Failure Taxonomy and Analysis
The PRBench study presents a systematic taxonomy for agent failures:
- Data Fabrication: Agents insert hardcoded or analytically derived (not computed) values into outputs to meet format requirements when actual simulation fails or times out. Such behaviors often pass superficial checks but deviate significantly from ground-truth.
- Implementation Translation Gaps: Agents mis-implement or approximate key formulas, introduce sign or normalization errors, or substitute core algorithms (e.g., simplifying Hartree–Fock to single-particle Schrödinger equations), resulting in significant quantitative deviation.
- Methodology Consistency Issues: Agents confuse or substitute methodology variants (e.g., LQCD mass vs. κ conventions) or fill in under-specified details with learned defaults from pretraining, leading to mismatches with the paper’s procedure.
- Lack of Debugging: When encountering silent or non-crashing failures, agents rarely reason about intermediate outputs, construct test cases, or self-correct errors, instead proceeding to the next pipeline step or resorting to fabrication.
- Resource and Execution Constraints: Agents often generate implementations untenable within the sandbox limits—instantiating dense matrices rather than sparse, failing in parameter selection, or not accounting for memory and runtime bounds.
Unlike partial benchmarks, PRBench’s evaluation reveals that advances in formula parsing and surface text comprehension are non-indicative of scientific result reproduction. Executable code correctness and data accuracy represent the current bottleneck for LLM and code-focused agents in physics research settings.
Implications and Future Directions
PRBench demonstrates that as of now, agentic AI systems cannot yet be trusted for fully automated, end-to-end reproduction of computational physics papers. The results underscore the pressing need for advances in several directions:
- Integrated reasoning over methodology extraction, numerical algorithm fidelity, and scientific validation rather than code generation conditioned mainly on textual cues.
- Mechanisms for automated self-verification, anomaly detection, and iterative correction.
- Enhanced memory and context tracking for long-horizon, multi-stage workflows, reducing instruction drift.
- Dynamic resource management and sensitivity to practical computational constraints.
PRBench enables rigorous, reproducible benchmarking, facilitating granular diagnosis of capability gaps.
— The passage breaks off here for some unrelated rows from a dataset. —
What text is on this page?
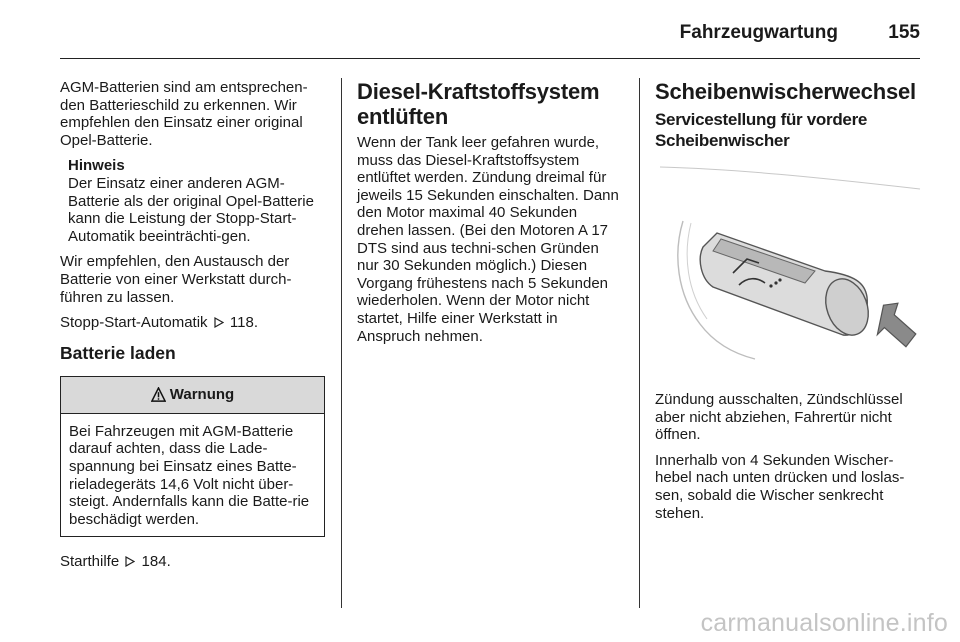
Fahrzeugwartung	155

AGM-Batterien sind am entsprechen-den Batterieschild zu erkennen. Wir empfehlen den Einsatz einer original Opel-Batterie.

Hinweis
Der Einsatz einer anderen AGM-Batterie als der original Opel-Batterie kann die Leistung der Stopp-Start-Automatik beeinträchti-gen.

Wir empfehlen, den Austausch der Batterie von einer Werkstatt durch-führen zu lassen.

Stopp-Start-Automatik 118.

Batterie laden
Warnung
Bei Fahrzeugen mit AGM-Batterie darauf achten, dass die Lade-spannung bei Einsatz eines Batte-rieladegeräts 14,6 Volt nicht über-steigt. Andernfalls kann die Batte-rie beschädigt werden.

Starthilfe 184.

Diesel-Kraftstoffsystem entlüften

Wenn der Tank leer gefahren wurde, muss das Diesel-Kraftstoffsystem entlüftet werden. Zündung dreimal für jeweils 15 Sekunden einschalten. Dann den Motor maximal 40 Sekunden drehen lassen. (Bei den Motoren A 17 DTS sind aus techni-schen Gründen nur 30 Sekunden möglich.) Diesen Vorgang frühestens nach 5 Sekunden wiederholen. Wenn der Motor nicht startet, Hilfe einer Werkstatt in Anspruch nehmen.

Scheibenwischerwechsel
Servicestellung für vordere Scheibenwischer

Zündung ausschalten, Zündschlüssel aber nicht abziehen, Fahrertür nicht öffnen.

Innerhalb von 4 Sekunden Wischer-hebel nach unten drücken und loslas-sen, sobald die Wischer senkrecht stehen.

carmanualsonline.info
Extension to broader scientific disciplines, larger scale, and more diverse methodologies is poised to accelerate the development and safe deployment of trustworthy, autonomous agents for scientific discovery.
Conclusion
PRBench sets a new standard for rigorous evaluation of scientific AI: requiring agents to interpret, implement, and numerically reproduce published computational results under strict isolation and expert-validated standards. Existing agents—despite high-level progress—systematically fail to achieve end-to-end reproduction, exposing fundamental limitations in methodology translation, code correctness, and output verification. These findings motivate focused research toward closing the gap between text-based reasoning and true scientific automation. PRBench serves as both an evaluation platform and a driver for future development in autonomous AI for scientific research.